Malgré l’issue des éliminatoires pour l’Euro 2020 hier, il faudra attendre les barrages de mars prochain pour que le plateau soit complet. D’ici là, deux certitudes : les cadors seront là, et la France, championne du monde mais nullement protégée au tirage le 30 novembre, peut hériter d’une poule difficile.
Hier, tard dans la nuit, la Hongrie, le pays de Galles et la Slovaquie se disputaient le 20e et dernier billet pour l’Euro distribué via les traditionnelles qualifications. Le « Dragon » Gareth Bale avait besoin d’un succès face aux Magyars pour rejoindre les autres stars du continent, Cristiano Ronaldo (Portugal), Antoine Griezmann (France) ou encore Eden Hazard (Belgique), déjà qualifiés avec leurs sélections respectives. La veille au soir, la Suisse, victorieuse à Gibraltar (6-1), et le Danemark, en prenant un point en Irlande (1-1), avaient validé leur ticket.
Alors que les Pays-Bas avaient été absents en 2016, tous les grands d’Europe seront au rendez-vous de cette édition historique, organisée dans 12 villes de 12 pays, qui doit célébrer les 60 ans de la compétition, de l’Allemagne à l’Italie, de l’Espagne à l’Angleterre. Le plateau, très relevé, suscite beaucoup d’attentes, sauf qu’il faudra donc patienter jusqu’en mars pour connaître les 24 équipes du tournoi. En effet, des barrages (du 26 au 31 mars) offriront quatre billets aux sélections qui n’ont pas réussi à terminer parmi les deux premières de leur poule des éliminatoires.
Pour espérer un repêchage, il faut avoir terminé en tête de son groupe de la Ligue des nations, phase qui s’est achevée en... novembre 2018. Ce système, qui repose sur quatre « voies » déterminées par le niveau des équipes, permettra à un petit de s’inviter à la table des grands. Ainsi, un ticket sera mis en jeu entre le Kosovo, la Géorgie, la Macédoine du Nord et la Biélorussie, les quatre prétendants alignés dans la division la plus faible. La Serbie, l’Écosse ou encore la Bosnie-Herzégovine sont également assurées de jouer les barrages.
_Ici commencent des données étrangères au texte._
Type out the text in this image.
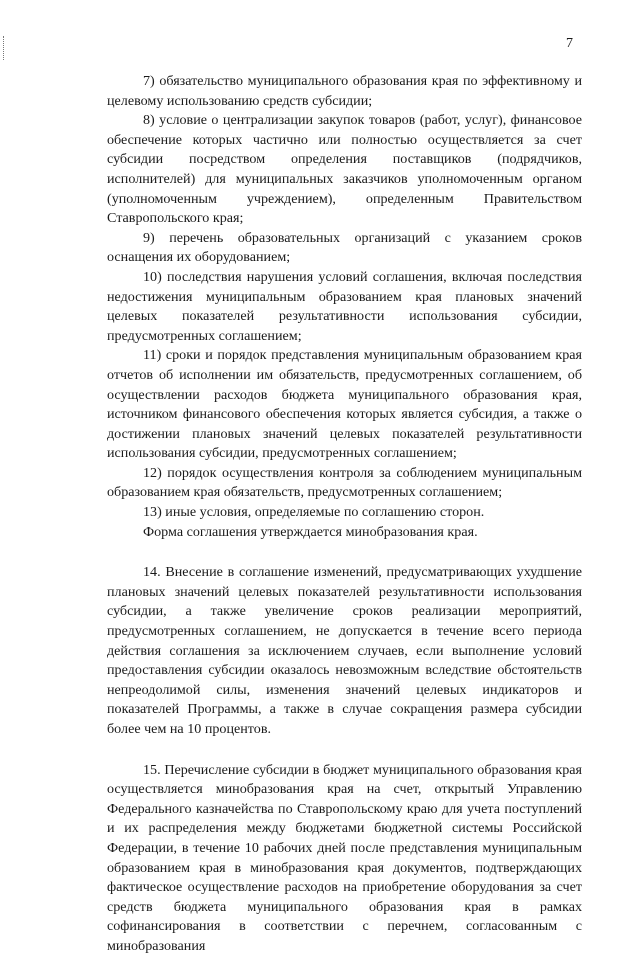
7

7) обязательство муниципального образования края по эффективному и целевому использованию средств субсидии;

8) условие о централизации закупок товаров (работ, услуг), финансовое обеспечение которых частично или полностью осуществляется за счет субсидии посредством определения поставщиков (подрядчиков, исполнителей) для муниципальных заказчиков уполномоченным органом (уполномоченным учреждением), определенным Правительством Ставропольского края;

9) перечень образовательных организаций с указанием сроков оснащения их оборудованием;

10) последствия нарушения условий соглашения, включая последствия недостижения муниципальным образованием края плановых значений целевых показателей результативности использования субсидии, предусмотренных соглашением;

11) сроки и порядок представления муниципальным образованием края отчетов об исполнении им обязательств, предусмотренных соглашением, об осуществлении расходов бюджета муниципального образования края, источником финансового обеспечения которых является субсидия, а также о достижении плановых значений целевых показателей результативности использования субсидии, предусмотренных соглашением;

12) порядок осуществления контроля за соблюдением муниципальным образованием края обязательств, предусмотренных соглашением;

13) иные условия, определяемые по соглашению сторон.

Форма соглашения утверждается минобразования края.

14. Внесение в соглашение изменений, предусматривающих ухудшение плановых значений целевых показателей результативности использования субсидии, а также увеличение сроков реализации мероприятий, предусмотренных соглашением, не допускается в течение всего периода действия соглашения за исключением случаев, если выполнение условий предоставления субсидии оказалось невозможным вследствие обстоятельств непреодолимой силы, изменения значений целевых индикаторов и показателей Программы, а также в случае сокращения размера субсидии более чем на 10 процентов.

15. Перечисление субсидии в бюджет муниципального образования края осуществляется минобразования края на счет, открытый Управлению Федерального казначейства по Ставропольскому краю для учета поступлений и их распределения между бюджетами бюджетной системы Российской Федерации, в течение 10 рабочих дней после представления муниципальным образованием края в минобразования края документов, подтверждающих фактическое осуществление расходов на приобретение оборудования за счет средств бюджета муниципального образования края в рамках софинансирования в соответствии с перечнем, согласованным с минобразования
Les pays vainqueurs de leur poule de Ligue des nations qualifiés via les éliminatoires, comme la Finlande ou les Pays-Bas, céderont leur place à des équipes ayant obtenu des places d’honneur dans cette même Ligue des nations : c’est le cas de l’Islande et de la Roumanie, par exemple.
Par ailleurs, certaines équipes peuvent craindre le pire lors du tirage au sort de la phase finale, prévu le 30 novembre à Bucarest. La France, bien que championne du monde, ne devrait pas figurer dans le premier chapeau qui réunit les six meilleures nations des éliminatoires, sauf improbable scénario. Les Bleus doivent espérer une défaite de l’Allemagne contre l’Irlande du Nord, cumulée à une performance de l’Estonie aux Pays-Bas (défaite par deux buts d’écart maximum) pour rester parmi les six têtes de série. Sinon, ils peuvent craindre de tomber dans la « poule de la mort » qui pourrait les mettre aux prises avec l’Allemagne (ou la Belgique), le Portugal et la Serbie. Le Portugal, tenant du titre, n’a pour le moment qu’un seul orteil dans le deuxième chapeau. Si les Oranje battent les modestes Estoniens, il chutera d’un cran, dans le troisième pot, dont il sera clairement l’épouvantail.
À tournoi hors normes, organisation hors normes. Les pays hôtes qualifiés connaissent déjà la poule dans laquelle ils vont jouer et sont assurés de disputer au moins deux matches de poule à domicile. Par exemple, l’Italie, alors que Rome accueillera le match d’ouverture le 12 juin prochain, sera dans le groupe A, et l’Angleterre, où aura lieu la finale le 12 juillet, dans la poule D. Le Danemark et la Russie seront également dans le groupe B qu’ils accueillent conjointement. En vertu de ce tirage largement prédéfini, ils ont de fortes chances d’être rejoints par la Belgique (tête de série), si l’Allemagne termine première de sa poule.